The notepad is now back in private hands, and is likely to remain so indefinitely. This essay, however, is available for public consumption.
Addendum:

 Whilst searching the web for inspiration for a story, I came across a series of academic essays on an MSU server that detailed how the written word had risen from humble beginnings to being the major arbiter of the historic record, albeit with the significant caveat that without corroboration and substantiation, that record was open to abuse and falsification.

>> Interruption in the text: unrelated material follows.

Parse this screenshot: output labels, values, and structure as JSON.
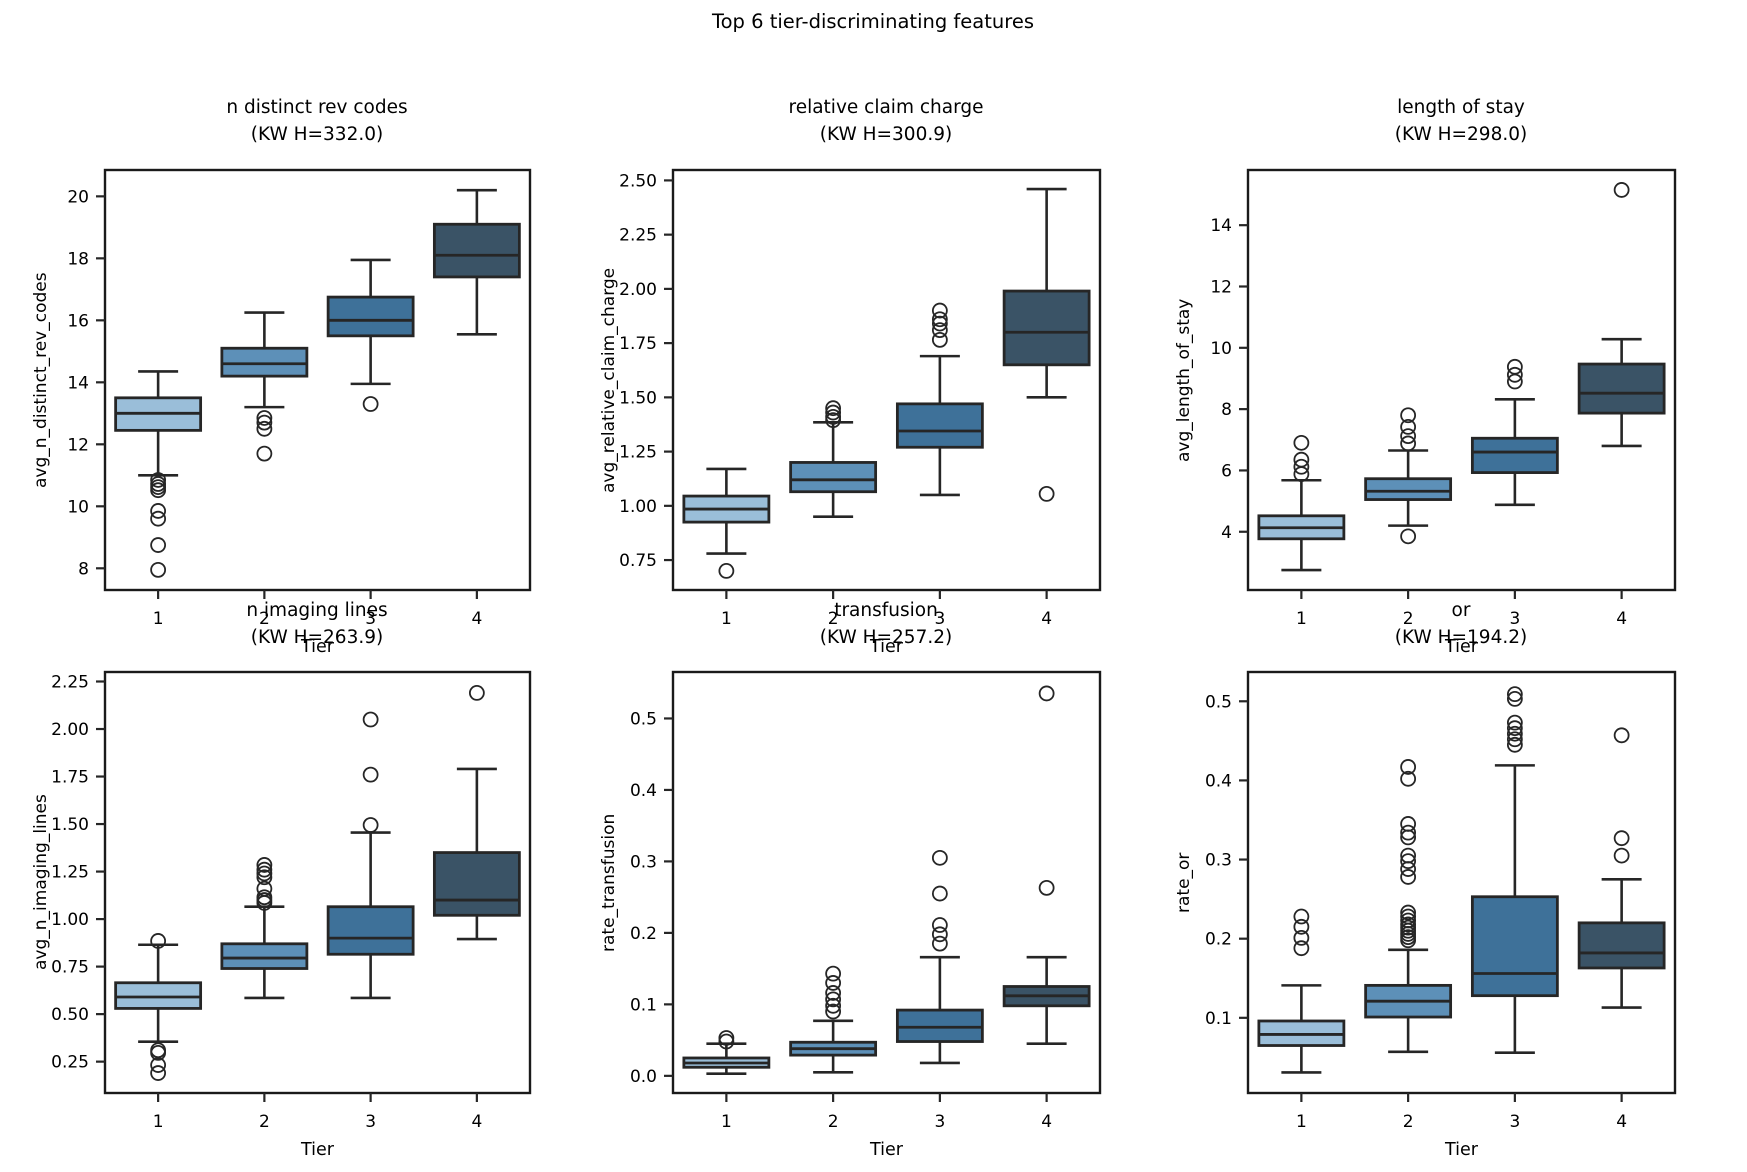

 The ideas I took from these essays were necessarily general, but my search was clearly logged somewhere because shortly afterwards I received an anonymous e-mail from somewhere in Argentina. The e-mail was encrypted with a hexadecimal key, but once decrypted, I was presented with an equally anonymous essay entitled, ‘Three Word Title.’ This essay had ostensibly been accepted for publication in July 2011’s ‘SF&F Review of Letters’ but was yet to be published, and the e-mail intimated that as the essay could somehow be considered to be in the public domain, I should do with it as I felt fit. What I felt fit was to appropriate its title, and to quote its text verbatim, both of which I've done above. 

 The e-mail then ended, as is usual with this kind of thing, with the disclaimer, ‘If you are not the intended recipient of this e-mail, then it was meant for someone else,’ and that was it. I attempted to reply to the e-mail, but my attempts kept bouncing back, so I had to assume that the essay was addressed to me all along. That said, I've found little on web to verify the essay’s claims, the Sotheby's incident notwithstanding, but even if everything in the essay were true, it hardly fulfills any notions of ‘fair usage’--I can see dozens of copyright infractions with only a cursory examination. Plus I can barely understand the excitement the notepad and its story caused, given that similar notepads, with similar stories, can be found for a dime a dozen in any library from Los Feliz to Buenos Aires. Those things aside, the essay did give me a concrete idea for a story; a story that, you’ll be pleased to know, is now finished.